# What type of offspring can a lutino female and Whiteface grey male have?



## Winningsoul (Oct 27, 2020)




----------



## tielfan (Aug 31, 2008)

If the parents have no splits, all the babies will be normal grey split to whiteface, and the boys will also be split to lutino. But if the parents have splits then just about anything can happen. Most cockatiels are split to at least some of the common mutations, so you'll have to wait and see what you get in the nestbox.

The picture shows a lot of brownish coloring on your lutino hen, which might be shadows or a camera artifact. But if she really does have some brownish color (especially on the flight feathers and tail), it's a sign that she is cinnamon lutino.


----------



## Winningsoul (Oct 27, 2020)

Oh, thank you. It's the bad lighting. Someone else told me that it's not a good idea to let them breed.
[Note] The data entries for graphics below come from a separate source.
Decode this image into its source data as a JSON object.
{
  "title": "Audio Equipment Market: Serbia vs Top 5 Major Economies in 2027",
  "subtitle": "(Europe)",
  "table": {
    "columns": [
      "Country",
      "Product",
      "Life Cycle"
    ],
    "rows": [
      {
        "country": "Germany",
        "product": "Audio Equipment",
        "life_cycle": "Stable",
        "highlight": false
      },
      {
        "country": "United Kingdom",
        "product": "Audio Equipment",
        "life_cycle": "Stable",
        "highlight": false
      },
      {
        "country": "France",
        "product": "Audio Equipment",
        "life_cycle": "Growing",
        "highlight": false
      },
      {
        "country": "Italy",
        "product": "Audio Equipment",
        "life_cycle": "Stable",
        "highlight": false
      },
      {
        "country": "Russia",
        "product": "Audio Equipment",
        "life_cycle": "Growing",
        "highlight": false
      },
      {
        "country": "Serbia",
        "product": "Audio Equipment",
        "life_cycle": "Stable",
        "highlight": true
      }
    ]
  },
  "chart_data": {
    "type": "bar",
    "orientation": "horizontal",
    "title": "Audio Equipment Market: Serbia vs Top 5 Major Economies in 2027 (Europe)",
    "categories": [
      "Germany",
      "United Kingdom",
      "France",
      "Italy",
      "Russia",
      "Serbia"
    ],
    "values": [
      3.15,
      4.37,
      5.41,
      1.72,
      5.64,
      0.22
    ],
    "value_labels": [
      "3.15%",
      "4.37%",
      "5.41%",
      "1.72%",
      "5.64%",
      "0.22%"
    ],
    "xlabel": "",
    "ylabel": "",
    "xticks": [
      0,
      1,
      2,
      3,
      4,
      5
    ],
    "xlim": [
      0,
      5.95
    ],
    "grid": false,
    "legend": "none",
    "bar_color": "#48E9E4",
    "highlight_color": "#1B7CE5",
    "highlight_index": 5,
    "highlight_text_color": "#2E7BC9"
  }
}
I don't know if they're right. I remember that lutinos should not be bred with lutinos, split to lutino, or albino. I think this pairing is alright but try as I might I cannot find more information on a whiteface bred to a lutino.


----------



## Daytontiel (Feb 24, 2019)

Your lutino female has irregular cheek patch edge, a possible indicator of split to whiteface. I think you have chance to get some whiteface babies from this pair.


----------



## Winningsoul (Oct 27, 2020)

Thank you


----------